Restored monument to be unwrapped for holidays

November 04, 1992|By Edward Gunts | Edward Gunts,Staff Writer

Baltimore's Washington Monument, a tourist attraction and civic icon that has been closed for repairs since 1985, will reopen Dec. 4 following completion of a $275,000 restoration.

The city-owned monument was the first formal tribute to the nation's first president and is the centerpiece of Mount Vernon Place.

Its reopening will start a month of holiday festivities throughout the city, organizers of the repair effort announced. The reopening will be accompanied by the turning on of the Christmas lights that annually stream from the 178-foot-tall landmark.

The monument is to be open five days a week, Wednesday through Sunday, from 10 a.m. to 4 p.m. Visitors will be able to tour a new exhibit about George Washington that is being created inside the monument's base and then climb 228 steps to the top for panoramic views of the city.

Standing under Enrico Causici's statue of Washington in a small area that can comfortably hold about a dozen people at a time, they will be able to peer out of windows that face in all directions. As a safety precaution, people will no longer be allowed to venture onto the small outdoor platform.

The restoration effort has been a joint venture of public officials and private property owners working in conjunction with the non-profit Downtown Partnership and Baltimore City Life Museums.

Leaders of the effort say they hope the monument will draw thousands of visitors to the Mount Vernon area.

"This is the cultural heart of Baltimore," said Connie Caplan, a Baltimore businesswoman and member of Friends of Mount Vernon, a citizens' group that has waged a six-year effort to restore the monument and four surrounding squares.

"Everybody associates the monument with the city," Ms. Caplan said. "There are people from all over the metropolitan area who just love it. We are going to charge $1 per person, and you are going to be able to climb all the way to the top. It will be a very, very special experience."

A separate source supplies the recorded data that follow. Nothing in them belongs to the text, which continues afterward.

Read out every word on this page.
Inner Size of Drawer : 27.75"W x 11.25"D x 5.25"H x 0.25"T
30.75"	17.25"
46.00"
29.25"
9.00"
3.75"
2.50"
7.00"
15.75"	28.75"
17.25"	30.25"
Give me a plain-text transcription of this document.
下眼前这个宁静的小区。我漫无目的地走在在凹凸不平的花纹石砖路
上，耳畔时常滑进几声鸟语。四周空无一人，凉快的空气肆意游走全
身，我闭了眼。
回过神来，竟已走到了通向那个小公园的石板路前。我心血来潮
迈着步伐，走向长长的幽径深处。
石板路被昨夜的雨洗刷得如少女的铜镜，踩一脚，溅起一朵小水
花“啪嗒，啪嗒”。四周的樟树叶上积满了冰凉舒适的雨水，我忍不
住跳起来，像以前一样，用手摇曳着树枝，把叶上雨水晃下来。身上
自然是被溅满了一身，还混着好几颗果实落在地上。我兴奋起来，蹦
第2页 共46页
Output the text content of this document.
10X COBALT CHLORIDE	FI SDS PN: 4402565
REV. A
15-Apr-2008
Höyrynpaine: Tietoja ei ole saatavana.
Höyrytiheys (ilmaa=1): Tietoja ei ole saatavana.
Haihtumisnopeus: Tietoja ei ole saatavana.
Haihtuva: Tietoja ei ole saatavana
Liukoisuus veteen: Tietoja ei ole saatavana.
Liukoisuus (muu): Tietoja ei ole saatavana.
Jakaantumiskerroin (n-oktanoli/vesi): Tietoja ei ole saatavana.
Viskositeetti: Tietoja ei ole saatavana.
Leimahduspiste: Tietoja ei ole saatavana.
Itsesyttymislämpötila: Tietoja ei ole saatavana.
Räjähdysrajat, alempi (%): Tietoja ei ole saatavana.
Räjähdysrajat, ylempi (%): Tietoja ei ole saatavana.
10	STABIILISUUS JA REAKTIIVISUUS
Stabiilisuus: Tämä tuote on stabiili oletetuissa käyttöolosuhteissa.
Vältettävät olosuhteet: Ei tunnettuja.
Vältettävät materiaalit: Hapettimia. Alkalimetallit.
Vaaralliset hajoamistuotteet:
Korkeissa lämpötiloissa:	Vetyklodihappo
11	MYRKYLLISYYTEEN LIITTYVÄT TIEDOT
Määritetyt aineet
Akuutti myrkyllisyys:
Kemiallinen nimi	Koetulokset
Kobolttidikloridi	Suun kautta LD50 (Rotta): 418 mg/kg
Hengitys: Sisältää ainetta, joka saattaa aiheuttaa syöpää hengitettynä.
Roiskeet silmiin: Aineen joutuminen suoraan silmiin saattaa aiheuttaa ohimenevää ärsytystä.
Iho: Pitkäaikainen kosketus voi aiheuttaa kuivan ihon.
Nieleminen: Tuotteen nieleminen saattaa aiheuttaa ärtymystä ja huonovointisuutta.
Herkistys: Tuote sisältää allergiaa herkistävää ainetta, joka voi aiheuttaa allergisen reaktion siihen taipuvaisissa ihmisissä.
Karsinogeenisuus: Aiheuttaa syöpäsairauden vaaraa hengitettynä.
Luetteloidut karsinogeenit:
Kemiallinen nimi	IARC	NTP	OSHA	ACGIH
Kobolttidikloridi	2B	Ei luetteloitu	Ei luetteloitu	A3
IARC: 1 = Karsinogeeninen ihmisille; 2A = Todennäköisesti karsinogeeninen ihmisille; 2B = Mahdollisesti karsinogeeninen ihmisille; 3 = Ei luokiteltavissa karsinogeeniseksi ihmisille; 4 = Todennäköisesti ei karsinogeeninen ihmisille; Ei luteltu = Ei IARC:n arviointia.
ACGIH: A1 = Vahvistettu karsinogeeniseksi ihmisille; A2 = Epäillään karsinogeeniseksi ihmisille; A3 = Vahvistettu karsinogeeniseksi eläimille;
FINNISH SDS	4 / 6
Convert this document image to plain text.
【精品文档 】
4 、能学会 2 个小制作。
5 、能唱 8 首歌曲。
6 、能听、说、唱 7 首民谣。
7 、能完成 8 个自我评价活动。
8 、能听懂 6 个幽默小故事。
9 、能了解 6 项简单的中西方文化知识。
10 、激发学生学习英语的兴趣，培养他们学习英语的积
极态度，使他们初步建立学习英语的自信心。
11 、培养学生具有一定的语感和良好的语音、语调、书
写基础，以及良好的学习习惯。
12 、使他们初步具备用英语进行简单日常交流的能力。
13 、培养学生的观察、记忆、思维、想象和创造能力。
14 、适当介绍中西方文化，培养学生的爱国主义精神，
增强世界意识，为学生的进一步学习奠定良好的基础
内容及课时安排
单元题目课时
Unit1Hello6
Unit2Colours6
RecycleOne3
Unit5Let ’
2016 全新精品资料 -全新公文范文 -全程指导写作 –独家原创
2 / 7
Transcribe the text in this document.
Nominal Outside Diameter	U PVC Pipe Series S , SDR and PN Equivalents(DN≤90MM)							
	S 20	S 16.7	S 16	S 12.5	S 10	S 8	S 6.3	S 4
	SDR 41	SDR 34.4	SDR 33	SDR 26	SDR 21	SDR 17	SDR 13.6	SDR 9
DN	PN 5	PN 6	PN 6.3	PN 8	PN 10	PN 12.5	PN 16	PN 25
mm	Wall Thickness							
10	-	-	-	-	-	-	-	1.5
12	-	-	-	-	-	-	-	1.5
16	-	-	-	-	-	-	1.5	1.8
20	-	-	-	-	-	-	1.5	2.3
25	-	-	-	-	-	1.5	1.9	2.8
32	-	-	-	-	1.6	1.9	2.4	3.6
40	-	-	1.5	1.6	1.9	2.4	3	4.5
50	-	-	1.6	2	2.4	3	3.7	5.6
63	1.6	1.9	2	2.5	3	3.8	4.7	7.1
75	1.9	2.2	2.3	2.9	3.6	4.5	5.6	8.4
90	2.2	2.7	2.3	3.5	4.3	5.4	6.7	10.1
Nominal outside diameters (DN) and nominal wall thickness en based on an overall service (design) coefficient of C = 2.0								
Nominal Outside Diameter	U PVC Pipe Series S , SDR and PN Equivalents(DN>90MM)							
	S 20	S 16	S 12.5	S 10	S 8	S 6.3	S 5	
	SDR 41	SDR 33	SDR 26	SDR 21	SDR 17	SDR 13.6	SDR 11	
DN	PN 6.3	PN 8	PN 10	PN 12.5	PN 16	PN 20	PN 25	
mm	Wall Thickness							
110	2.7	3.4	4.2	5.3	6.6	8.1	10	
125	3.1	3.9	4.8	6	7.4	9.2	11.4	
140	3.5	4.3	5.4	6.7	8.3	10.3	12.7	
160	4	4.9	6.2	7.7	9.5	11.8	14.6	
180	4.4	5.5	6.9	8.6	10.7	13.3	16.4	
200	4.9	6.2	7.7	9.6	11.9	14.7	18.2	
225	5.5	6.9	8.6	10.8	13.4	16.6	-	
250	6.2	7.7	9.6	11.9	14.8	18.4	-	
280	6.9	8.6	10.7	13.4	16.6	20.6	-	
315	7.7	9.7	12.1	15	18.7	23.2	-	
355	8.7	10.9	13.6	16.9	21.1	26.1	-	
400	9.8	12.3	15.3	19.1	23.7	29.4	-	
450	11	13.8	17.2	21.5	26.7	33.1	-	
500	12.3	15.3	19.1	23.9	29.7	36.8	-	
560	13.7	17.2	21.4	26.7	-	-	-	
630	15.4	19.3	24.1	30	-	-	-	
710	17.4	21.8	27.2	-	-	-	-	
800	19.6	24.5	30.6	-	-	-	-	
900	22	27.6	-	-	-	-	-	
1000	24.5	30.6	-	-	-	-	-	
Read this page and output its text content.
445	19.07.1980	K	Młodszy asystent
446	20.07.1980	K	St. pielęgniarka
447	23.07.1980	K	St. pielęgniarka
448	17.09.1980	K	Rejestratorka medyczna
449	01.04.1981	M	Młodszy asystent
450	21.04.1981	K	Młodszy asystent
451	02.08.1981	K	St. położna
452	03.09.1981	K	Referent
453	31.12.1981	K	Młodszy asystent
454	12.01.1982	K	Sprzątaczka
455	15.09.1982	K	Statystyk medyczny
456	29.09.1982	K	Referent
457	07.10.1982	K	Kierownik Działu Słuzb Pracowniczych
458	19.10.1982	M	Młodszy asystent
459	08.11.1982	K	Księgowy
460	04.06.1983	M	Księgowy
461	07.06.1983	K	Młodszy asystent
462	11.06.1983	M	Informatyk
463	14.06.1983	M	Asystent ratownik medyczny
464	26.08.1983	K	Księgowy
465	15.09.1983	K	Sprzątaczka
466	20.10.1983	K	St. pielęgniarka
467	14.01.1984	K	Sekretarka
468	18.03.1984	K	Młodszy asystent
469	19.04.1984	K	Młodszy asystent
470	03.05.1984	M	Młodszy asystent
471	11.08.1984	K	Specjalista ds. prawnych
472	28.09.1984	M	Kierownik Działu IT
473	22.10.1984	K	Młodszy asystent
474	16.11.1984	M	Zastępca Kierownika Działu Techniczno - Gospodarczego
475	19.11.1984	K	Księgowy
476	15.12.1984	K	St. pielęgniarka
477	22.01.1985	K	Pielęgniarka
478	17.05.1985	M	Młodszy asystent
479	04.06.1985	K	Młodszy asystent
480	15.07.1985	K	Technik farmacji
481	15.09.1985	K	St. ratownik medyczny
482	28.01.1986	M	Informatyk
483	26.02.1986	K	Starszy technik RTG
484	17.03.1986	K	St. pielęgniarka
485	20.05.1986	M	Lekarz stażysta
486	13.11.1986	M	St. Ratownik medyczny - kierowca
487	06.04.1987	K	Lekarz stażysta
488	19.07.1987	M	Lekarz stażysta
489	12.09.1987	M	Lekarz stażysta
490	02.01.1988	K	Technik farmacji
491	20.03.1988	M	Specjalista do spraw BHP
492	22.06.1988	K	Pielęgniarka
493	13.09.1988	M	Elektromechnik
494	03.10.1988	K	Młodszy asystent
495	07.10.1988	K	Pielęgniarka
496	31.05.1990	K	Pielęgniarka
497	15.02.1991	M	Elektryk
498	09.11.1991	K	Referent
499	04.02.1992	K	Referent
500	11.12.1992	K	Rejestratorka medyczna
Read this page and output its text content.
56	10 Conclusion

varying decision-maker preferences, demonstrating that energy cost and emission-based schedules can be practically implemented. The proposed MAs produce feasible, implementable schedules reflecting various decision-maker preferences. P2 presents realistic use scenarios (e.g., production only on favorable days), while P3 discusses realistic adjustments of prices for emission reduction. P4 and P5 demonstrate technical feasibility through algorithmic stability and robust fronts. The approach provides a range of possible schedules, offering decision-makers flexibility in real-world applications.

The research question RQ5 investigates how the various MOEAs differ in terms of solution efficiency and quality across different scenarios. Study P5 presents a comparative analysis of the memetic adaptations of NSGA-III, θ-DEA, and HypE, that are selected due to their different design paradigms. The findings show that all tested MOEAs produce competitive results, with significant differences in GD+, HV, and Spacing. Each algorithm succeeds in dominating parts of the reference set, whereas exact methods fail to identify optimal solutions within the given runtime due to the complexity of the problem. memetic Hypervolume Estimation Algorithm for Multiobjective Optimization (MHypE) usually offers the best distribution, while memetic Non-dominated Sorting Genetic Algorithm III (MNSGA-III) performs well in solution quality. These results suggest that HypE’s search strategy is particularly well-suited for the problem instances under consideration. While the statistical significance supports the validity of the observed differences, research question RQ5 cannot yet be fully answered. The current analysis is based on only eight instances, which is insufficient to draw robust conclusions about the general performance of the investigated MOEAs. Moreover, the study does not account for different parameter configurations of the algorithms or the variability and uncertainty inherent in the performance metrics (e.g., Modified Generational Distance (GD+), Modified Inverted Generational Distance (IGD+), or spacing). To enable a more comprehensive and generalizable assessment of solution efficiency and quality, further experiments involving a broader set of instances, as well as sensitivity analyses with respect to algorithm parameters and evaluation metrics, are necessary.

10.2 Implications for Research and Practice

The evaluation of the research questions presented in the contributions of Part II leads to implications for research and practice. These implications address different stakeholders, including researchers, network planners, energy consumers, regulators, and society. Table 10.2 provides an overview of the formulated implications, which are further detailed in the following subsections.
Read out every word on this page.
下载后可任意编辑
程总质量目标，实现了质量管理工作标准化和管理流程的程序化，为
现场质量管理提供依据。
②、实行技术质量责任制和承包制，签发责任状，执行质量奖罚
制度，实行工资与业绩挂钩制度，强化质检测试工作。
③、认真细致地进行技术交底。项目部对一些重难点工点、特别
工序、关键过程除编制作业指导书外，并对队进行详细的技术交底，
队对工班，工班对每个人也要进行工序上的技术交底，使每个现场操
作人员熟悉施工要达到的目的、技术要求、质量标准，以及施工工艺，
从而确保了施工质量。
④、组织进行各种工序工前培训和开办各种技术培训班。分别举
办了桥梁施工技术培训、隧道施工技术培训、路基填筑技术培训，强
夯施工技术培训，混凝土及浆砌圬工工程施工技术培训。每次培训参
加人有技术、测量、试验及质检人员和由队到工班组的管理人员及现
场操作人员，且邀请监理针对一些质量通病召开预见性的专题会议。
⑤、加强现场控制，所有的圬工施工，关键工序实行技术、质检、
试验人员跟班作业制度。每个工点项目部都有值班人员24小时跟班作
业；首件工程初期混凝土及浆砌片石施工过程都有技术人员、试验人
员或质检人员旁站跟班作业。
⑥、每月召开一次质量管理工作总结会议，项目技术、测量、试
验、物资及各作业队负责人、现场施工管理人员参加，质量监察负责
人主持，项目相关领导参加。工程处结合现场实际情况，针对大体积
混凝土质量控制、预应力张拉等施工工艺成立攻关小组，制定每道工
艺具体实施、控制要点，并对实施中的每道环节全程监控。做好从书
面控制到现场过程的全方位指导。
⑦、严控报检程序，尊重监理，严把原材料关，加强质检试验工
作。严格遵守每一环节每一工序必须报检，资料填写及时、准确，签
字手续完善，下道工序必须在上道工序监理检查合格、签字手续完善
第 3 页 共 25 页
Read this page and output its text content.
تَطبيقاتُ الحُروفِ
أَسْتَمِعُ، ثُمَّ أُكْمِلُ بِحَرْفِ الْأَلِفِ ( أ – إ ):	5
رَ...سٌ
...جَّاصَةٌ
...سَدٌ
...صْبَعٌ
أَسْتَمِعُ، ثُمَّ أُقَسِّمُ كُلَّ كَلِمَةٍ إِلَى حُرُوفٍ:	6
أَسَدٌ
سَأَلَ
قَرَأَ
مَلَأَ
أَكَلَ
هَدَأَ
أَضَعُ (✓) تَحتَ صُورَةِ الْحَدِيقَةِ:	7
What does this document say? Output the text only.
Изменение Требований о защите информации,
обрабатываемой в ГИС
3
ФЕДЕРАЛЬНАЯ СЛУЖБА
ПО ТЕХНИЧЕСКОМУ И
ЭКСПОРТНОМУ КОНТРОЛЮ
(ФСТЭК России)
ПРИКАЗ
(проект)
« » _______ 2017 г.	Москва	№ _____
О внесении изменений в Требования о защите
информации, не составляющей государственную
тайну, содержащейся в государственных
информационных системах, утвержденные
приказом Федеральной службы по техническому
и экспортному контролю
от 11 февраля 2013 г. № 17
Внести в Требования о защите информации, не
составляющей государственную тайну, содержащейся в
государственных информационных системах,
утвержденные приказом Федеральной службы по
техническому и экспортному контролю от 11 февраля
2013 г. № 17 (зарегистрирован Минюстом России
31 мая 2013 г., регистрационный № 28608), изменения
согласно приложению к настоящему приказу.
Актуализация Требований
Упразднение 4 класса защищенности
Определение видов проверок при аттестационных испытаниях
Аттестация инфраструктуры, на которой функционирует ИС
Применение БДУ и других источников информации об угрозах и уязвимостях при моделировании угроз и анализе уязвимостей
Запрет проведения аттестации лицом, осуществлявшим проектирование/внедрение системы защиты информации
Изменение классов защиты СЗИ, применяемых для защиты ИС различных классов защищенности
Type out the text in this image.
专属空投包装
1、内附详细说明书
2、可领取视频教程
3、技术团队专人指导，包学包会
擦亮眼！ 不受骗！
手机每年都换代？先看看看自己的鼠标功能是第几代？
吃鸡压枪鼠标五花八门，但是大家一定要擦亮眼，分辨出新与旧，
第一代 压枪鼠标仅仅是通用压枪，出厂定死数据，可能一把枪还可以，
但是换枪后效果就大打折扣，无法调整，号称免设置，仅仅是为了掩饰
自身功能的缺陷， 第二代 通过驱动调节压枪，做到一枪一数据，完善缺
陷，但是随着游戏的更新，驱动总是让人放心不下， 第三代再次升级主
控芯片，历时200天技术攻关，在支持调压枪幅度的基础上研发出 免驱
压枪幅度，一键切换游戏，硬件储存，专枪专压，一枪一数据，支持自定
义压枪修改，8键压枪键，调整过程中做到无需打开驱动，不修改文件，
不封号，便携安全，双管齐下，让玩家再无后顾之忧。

"It's a Baltimore treasure, a world treasure," said Phoebe Stanton, an architectural historian who has been involved in the reopening preparations. "This monument and the Basilica [of the Assumption, on Cathedral Street"] are recognized as major international works for their time."

Designed by Robert Mills, Baltimore's Washington Monument was built from 1815 to 1829 at a cost of $200,000. It opened on Nov. 25, 1829, 55 years before the opening of the Washington Monument in the nation's capital.

Jennifer Morgan, project director in charge of the monument's reopening, said the city will charge less than it did when the monument closed in 1985. At that time, she said, admission cost $1.50 per person. "We've actually had a drop in price, a little deflation," she said.

The building was closed so crews could remove 23 coats of lead paint inside the shaft and base and correct structural defects.

The city administration of then-Mayor William Donald Schaefer allocated $125,000 for the work, but that money covered removal of paint only on the building's first 20 feet. Its reopening was delayed until another $100,000 could be raised to complete the work, and that didn't happen until earlier this year.

Improvement also included repointing the tower, removal of graffiti and preparation of the base to house rotating exhibits.

Alex Castro and Rebecca Swanston, designers of the American Visionary Arts Museum proposed for the base of Federal Hill, are the exhibit designers. Dean Krimmel, curator of local history for the Baltimore City Life Museums, is organizing the first exhibit, which will focus on George Washington, the building of the monument, and the relationship between it and the community.

Ms. Caplan said much of the credit for the reopening belongs to the Downtown Partnership, an organization established to make the center city cleaner, safer and more lively. She added that the monument's restoration is actually the second phase of a plan to restore Mount Vernon Place and its monuments.

The first phase involved the restoration of the west garden and installation of $1.2 million worth of new lighting around the square. The next phase will involve the restoration of fountains in the park's east and south squares.

Merchants along Charles Street are looking forward to the reopening to help draw people to the area.

"It could become a real destination for Baltimore, like the Washington Monument is in Washington," said Jimmy Rouse, owner of Louie's Bookstore and Cafe on Charles Street.

"Mount Vernon is a beautiful area, and it didn't make any sense to have the monument closed up," he said. "This will be beneficial to everybody."

In addition to city funds, donations to restore the monument have come from the Maryland Historical Trust, Mittendorf Foundation, Mercantile Bancorp, France-Merrick Foundation, Summit Properties, the Time Group, and numerous individuals.

Ms. Caplan said the Friends of Mount Vernon will hold preview tours of the restored monument during a $500-per-person fund-raiser at the Peabody Library on Dec. 1, from 5 p.m. to 7 p.m.

Money raised from that event is to be used to establish an endowment to help keep the monument in good repair.

The $1 admission fees will cover the cost of hiring an attendant and maintaining the building, and any extra funds will be used for other improvements.

Ms. Morgan said plans also are under way to use the monument as the starting point for walking tours and other educational activities.